Klarna has been one of the most aggressive adopters of artificial intelligence among consumer-facing financial firms. In February 2024, the company announced that its AI assistant, developed using OpenAI technology, was handling tasks previously managed by 700 customer service agents.
By late 2023, Klarna had also imposed a hiring freeze, and Siemiatkowski declared in a Bloomberg interview that AI was already capable of performing “all of the jobs” humans do. But earlier this year, the CEO appeared to backtrack slightly, admitting during a gathering at Klarna’s Stockholm headquarters that the automation push may have gone too far.
“From a brand perspective, a company perspective, I just think it’s so critical that you are clear to your customer that there will always be a human if you want,” he said, suggesting the company would return to modest hiring.
While Siemiatkowski’s remarks have added urgency to the debate, he is not the only high-profile figure warning of AI’s disruptive potential on white-collar labor.
Dario Amodei, CEO of leading AI lab Anthropic, has been even more blunt. In a statement earlier this year, Amodei projected that artificial intelligence could eliminate up to 50% of entry-level white-collar jobs within the next five years.

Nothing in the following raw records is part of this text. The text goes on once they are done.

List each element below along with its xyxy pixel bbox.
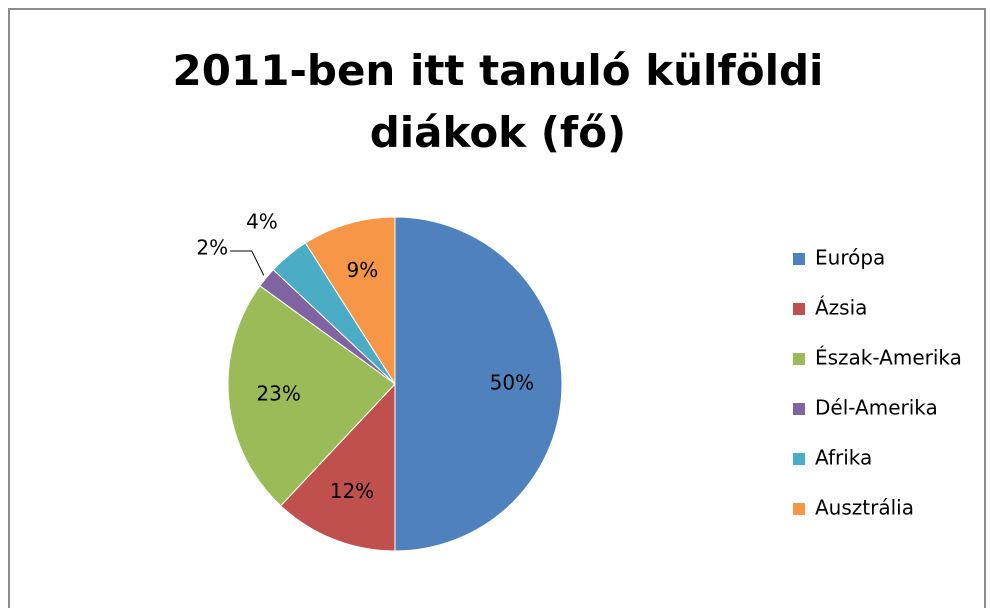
data-label: 4% xyxy=(246,210,278,234)
leader-line xyxy=(230,250,265,276)
legend-label: Európa xyxy=(815,246,885,270)
chart-title: 2011-ben itt tanuló külföldi diákok (fő) xyxy=(172,46,824,157)
legend-label: Afrika xyxy=(815,446,872,470)
legend-swatch xyxy=(793,303,805,315)
pie-slice xyxy=(304,216,396,386)
legend-swatch xyxy=(793,403,805,415)
legend-swatch xyxy=(793,503,805,515)
pie-slice xyxy=(227,285,396,507)
chart-frame xyxy=(8,8,986,608)
legend-label: Dél-Amerika xyxy=(815,396,938,420)
data-label: 9% xyxy=(347,258,379,282)
data-label: 12% xyxy=(330,479,374,503)
legend-label: Észak-Amerika xyxy=(815,346,962,370)
data-label: 23% xyxy=(256,382,300,406)
data-label: 50% xyxy=(490,371,534,395)
legend-swatch xyxy=(793,353,805,365)
pie-slice xyxy=(394,216,563,552)
data-label: 2% xyxy=(196,235,228,259)
legend-label: Ausztrália xyxy=(815,496,914,520)
pie-slice xyxy=(279,382,396,552)
legend-swatch xyxy=(793,253,805,265)
legend-swatch xyxy=(793,453,805,465)
legend-label: Ázsia xyxy=(815,296,867,320)
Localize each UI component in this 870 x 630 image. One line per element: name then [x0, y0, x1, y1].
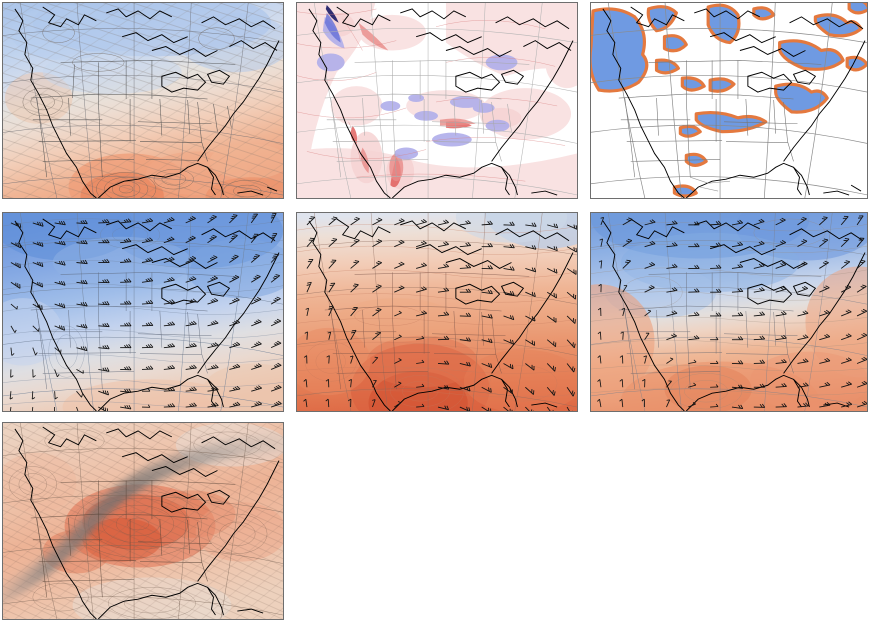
panel-2-precipitation-difference[interactable]: Mostly white/pale-pink field with small … — [296, 2, 578, 199]
panel-2-map — [297, 3, 577, 198]
panel-7-jet-stream-overlay[interactable]: Warm red-orange shading with very dense … — [2, 422, 284, 620]
jet-stream-band — [3, 432, 283, 606]
panel-3-significance-mask[interactable]: Binary blue-filled significance regions … — [590, 2, 868, 199]
panel-1-thickness-anomaly[interactable]: Shaded cool-to-warm anomaly field with d… — [2, 2, 284, 199]
panel-4-upper-level-wind-cold[interactable]: Strong blue (cold) shading across Canada… — [2, 212, 284, 412]
panel-5-low-level-wind-warm[interactable]: Broad warm orange-red shading over nearl… — [296, 212, 578, 412]
panel-7-map — [3, 423, 283, 619]
panel-1-map — [3, 3, 283, 198]
panel-4-map — [3, 213, 283, 411]
panel-5-map — [297, 213, 577, 411]
panel-6-map — [591, 213, 867, 411]
panel-3-map — [591, 3, 867, 198]
panel-6-mid-level-wind-dipole[interactable]: Sharp north-south dipole: deep blue over… — [590, 212, 868, 412]
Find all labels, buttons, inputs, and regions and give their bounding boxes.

“We, as the producers of this technology, have a duty and an obligation to be honest about what is coming,” he said.
Anthropic’s Chief Product Officer, Mike Krieger, also cautioned that entry-level roles — particularly in engineering — are becoming increasingly difficult to justify. According to him, firms are shifting towards experienced hires who can work alongside AI tools rather than compete with them.
“You want people who know how to delegate work to machines and evaluate the output critically,” Krieger said, adding that future job functions may center more on overseeing and refining what AI systems produce.
While labor disruptions caused by technology have historically taken time to ripple through economies, the scale and pace of AI’s advancement — coupled with its focus on office-based, knowledge-heavy roles — introduces new risks that haven’t been fully mapped out. The risks now have gone beyond displacement to contemplate a broader economic fallout, recession, according to Siemiatkowski’s warning.
Many white-collar professions, once considered protected from automation, are now increasingly vulnerable. Analysts, paralegals, marketing specialists, journalists, junior engineers, and customer support agents are among those already seeing job descriptions rewritten or roles made redundant.
Klarna’s case shows how quickly the shift can occur. With fewer staff and higher productivity per employee, companies are becoming leaner — but also potentially triggering a domino effect on consumer spending, household income, and job creation, especially in economies heavily reliant on service-sector employment.
“I don’t want to be one of those CEOs who downplay the consequences of AI,” Siemiatkowski said. “I want to be honest, I want to be fair, and I want to tell what I see so that society can start taking preparations.”
Whether policymakers, businesses, or workers are prepared to deal with the structural transformation that AI is already bringing remains an open question. But if Siemiatkowski is right, the economic implications may arrive sooner and hit harder than many had anticipated.